In the old days we used to make our own fun

Sep 27, 2007 23:28

 It's finally started to pour with rain.  There was a flash of lightning just now, and that hissing pattering rain outside is just not letting up.  AH.  Bliss.  For the last three days it's been hot and muggy and clammy.  Made me feel gross and rancid, the way I felt back during the last summer heatwave.  Now my skin feels happy and I can breathe deeply.  The froggy people in The Shadow Over Innsmouth must feel this way when they develop gills and realize they can breathe underwater.

Day after tomorrow, there's a historical re-creation two towns away.  The 25th Mass. will take part in Colonial Days in this nice little town with a beautiful library.  I'm going to enjoy myself--it's just for the day and we're camping out on the library lawn.  I hope the weather will be clear and cool.

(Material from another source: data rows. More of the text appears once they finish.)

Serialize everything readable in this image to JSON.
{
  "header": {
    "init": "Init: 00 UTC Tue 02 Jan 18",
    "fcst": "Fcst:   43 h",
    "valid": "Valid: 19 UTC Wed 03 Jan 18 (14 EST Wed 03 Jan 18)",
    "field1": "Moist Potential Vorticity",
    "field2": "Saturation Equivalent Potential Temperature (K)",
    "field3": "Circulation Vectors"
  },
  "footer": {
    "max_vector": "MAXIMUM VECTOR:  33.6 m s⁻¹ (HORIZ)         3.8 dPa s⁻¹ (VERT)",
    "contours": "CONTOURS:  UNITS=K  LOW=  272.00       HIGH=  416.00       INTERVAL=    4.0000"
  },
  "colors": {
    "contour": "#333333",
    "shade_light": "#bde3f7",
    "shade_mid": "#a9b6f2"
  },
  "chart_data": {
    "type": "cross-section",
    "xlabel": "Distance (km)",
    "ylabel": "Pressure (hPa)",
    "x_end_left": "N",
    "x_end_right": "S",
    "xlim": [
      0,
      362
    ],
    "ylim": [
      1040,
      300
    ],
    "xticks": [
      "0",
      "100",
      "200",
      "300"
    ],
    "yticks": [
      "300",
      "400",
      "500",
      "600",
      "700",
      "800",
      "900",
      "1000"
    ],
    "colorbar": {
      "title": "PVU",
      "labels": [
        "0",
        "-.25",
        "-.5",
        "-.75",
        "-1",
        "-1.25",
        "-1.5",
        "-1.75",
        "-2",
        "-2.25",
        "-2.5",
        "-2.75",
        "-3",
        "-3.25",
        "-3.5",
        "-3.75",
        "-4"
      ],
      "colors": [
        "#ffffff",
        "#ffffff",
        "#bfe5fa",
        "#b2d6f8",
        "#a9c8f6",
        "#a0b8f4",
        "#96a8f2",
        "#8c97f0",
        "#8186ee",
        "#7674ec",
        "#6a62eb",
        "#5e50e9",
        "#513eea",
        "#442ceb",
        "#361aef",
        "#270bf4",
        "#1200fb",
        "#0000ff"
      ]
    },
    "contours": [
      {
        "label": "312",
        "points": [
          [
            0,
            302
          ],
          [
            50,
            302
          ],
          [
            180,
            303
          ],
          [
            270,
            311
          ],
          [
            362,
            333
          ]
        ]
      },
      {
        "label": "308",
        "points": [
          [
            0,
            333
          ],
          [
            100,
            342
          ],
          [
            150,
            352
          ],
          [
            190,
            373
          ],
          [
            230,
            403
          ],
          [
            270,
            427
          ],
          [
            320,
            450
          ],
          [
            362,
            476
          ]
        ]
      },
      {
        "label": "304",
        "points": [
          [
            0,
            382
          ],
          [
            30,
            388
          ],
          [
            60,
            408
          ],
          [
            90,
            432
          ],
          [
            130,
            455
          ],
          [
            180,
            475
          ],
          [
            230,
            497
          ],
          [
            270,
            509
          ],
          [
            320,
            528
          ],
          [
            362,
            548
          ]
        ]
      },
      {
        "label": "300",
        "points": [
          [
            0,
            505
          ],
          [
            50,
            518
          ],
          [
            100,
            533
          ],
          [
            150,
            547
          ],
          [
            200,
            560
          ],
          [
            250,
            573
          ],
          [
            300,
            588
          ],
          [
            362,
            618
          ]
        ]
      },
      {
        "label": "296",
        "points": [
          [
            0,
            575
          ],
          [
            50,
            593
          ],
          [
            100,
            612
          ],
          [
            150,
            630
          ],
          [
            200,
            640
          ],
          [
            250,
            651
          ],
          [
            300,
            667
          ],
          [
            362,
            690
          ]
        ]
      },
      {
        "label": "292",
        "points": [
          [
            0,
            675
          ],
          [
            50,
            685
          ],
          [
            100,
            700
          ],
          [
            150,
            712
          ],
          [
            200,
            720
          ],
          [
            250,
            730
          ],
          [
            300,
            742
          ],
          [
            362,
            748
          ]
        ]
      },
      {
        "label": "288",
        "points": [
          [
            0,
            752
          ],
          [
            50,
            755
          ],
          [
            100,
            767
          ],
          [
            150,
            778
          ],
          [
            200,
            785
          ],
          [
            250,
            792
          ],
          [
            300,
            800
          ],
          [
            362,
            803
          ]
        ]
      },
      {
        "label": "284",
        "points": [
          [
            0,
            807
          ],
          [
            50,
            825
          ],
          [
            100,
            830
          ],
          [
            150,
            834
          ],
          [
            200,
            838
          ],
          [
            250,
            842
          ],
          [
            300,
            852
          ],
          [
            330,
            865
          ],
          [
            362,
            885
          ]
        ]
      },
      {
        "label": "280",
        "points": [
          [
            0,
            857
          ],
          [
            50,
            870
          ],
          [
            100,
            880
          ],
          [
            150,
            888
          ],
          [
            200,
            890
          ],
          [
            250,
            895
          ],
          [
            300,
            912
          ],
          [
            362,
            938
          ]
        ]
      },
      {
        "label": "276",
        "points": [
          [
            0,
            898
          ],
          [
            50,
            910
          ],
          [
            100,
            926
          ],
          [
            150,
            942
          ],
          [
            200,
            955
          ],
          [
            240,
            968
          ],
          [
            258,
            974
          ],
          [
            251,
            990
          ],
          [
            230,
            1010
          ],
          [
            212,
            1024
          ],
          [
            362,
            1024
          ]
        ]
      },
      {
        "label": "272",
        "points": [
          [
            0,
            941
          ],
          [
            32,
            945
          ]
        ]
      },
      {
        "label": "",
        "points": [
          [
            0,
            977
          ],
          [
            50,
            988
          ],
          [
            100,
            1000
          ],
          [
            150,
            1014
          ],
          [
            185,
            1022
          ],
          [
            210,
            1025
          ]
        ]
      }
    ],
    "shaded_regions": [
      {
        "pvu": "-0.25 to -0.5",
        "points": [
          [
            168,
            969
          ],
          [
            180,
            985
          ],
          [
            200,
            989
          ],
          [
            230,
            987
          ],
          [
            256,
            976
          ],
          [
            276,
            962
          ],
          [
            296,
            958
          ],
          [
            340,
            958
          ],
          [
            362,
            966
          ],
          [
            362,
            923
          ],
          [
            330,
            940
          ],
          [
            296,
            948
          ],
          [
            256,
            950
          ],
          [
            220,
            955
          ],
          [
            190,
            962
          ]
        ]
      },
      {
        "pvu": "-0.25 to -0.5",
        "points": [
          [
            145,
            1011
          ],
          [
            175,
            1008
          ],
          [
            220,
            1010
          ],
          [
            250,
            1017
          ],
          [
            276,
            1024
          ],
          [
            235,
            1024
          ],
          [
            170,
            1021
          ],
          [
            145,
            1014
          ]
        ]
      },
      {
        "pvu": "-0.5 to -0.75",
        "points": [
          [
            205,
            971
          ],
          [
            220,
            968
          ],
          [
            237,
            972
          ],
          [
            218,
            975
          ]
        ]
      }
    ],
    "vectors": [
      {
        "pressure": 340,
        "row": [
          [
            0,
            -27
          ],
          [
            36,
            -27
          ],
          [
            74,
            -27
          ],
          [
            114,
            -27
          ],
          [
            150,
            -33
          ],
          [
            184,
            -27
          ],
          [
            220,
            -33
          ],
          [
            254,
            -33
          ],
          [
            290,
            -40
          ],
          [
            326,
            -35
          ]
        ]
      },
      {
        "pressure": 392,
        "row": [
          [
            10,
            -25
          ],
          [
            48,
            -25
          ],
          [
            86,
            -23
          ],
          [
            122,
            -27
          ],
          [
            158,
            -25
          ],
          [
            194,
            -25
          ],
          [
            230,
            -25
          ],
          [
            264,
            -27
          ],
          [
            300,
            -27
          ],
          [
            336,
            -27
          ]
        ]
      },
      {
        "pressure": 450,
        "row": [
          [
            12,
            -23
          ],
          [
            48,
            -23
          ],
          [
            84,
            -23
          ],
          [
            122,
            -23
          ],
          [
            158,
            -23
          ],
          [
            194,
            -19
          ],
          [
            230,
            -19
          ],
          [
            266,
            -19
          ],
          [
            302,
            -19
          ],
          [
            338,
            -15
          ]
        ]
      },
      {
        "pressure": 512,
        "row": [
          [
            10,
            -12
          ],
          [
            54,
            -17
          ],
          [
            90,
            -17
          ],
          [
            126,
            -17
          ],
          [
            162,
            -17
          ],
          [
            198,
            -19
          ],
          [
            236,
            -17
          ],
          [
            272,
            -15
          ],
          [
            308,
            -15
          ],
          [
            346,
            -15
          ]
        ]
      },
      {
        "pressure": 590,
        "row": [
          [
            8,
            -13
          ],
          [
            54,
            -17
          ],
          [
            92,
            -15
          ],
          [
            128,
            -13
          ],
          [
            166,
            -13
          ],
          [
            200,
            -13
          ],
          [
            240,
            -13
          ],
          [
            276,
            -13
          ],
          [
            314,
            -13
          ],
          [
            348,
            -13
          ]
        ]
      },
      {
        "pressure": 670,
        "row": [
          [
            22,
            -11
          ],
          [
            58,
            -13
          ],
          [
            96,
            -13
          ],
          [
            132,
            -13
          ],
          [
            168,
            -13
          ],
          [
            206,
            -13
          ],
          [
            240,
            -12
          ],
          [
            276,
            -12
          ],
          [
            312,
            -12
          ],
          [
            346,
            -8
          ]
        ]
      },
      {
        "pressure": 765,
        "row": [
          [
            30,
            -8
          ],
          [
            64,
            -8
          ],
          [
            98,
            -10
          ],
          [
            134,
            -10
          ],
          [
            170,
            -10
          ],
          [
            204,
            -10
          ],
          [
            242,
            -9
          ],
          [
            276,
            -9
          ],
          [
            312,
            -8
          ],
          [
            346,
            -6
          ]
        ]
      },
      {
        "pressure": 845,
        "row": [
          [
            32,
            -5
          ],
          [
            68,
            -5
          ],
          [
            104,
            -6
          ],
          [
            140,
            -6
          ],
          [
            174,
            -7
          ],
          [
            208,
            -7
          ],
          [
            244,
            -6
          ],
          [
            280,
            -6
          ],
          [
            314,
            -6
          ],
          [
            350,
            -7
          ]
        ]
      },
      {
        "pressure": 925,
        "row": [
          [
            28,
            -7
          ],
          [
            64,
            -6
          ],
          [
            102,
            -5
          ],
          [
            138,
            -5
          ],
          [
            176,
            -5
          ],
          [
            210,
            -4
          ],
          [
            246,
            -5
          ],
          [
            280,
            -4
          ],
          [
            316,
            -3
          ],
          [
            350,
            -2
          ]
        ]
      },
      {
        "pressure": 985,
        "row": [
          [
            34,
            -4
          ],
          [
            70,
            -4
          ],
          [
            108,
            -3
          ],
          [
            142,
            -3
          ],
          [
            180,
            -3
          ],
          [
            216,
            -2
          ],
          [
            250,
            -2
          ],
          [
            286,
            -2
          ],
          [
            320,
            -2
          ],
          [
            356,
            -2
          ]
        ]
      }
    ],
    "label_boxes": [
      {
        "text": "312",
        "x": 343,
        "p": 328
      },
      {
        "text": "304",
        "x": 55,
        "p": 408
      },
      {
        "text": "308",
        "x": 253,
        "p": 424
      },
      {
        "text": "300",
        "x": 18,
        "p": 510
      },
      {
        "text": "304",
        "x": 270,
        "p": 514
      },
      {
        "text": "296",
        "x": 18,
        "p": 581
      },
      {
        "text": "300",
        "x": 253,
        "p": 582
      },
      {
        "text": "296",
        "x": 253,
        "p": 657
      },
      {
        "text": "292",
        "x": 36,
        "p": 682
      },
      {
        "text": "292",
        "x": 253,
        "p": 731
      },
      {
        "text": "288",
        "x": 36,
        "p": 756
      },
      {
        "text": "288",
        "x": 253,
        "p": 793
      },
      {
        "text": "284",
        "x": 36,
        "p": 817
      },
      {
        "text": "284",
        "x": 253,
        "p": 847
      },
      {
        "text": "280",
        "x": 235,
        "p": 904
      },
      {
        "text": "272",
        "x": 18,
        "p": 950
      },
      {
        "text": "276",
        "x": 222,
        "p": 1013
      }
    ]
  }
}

Time to make a list of fun things to do.  I've complained in the past about how some of these guys act like what they've come out for is to sit around in costume griping about real-life issues and acting bored and above-it-all.  That gets old real quick.  On the other hand, I can gripe about them, of course, but if I want to have a good time I have to damn well come up with some activities I know I'll enjoy.  Then they'll be happy, I'll be happy, and hopefully the people who drop by to look at us will be able to have fun talking with us all.

To do: 
Fiddle music, definitely.  
Singing, perhaps.  I only want to do this if there's someone there who will trade songs with me.  I feel silly just sitting around singing on my own.
Games.  I will buy a rope tomorrow for jumprope--the sort with two people to turn the rope and one to jump.  Of all games, that's the one that says "Colonial" to me.  And I have a collection of wooden toys that young visitors can play with.  The sort where you catch a ball in a wooden cup or hook the ring over the nose of a little Cyrano de Bergerac sort of soldier.  In addition, I used to have a wooden top, but a child I used to look after moved away and took it with her.  Mom has offered to buy me another at a toy store in town, and I'm very grateful.  
Hopscotch: I can't find a reference to it off the top of my head, but maybe I'll look it up on Wikipedia later tonight.  I want it to have been around during the Revolution, so I can invite spectators to play it.  
For the future: I want to learn to play marbles and period card games (whist and vingt-et-un.  I don't even know what those are, but I like the names).

And of course any other suggestions for games and activities that really say "Revolutionary War" are very welcome.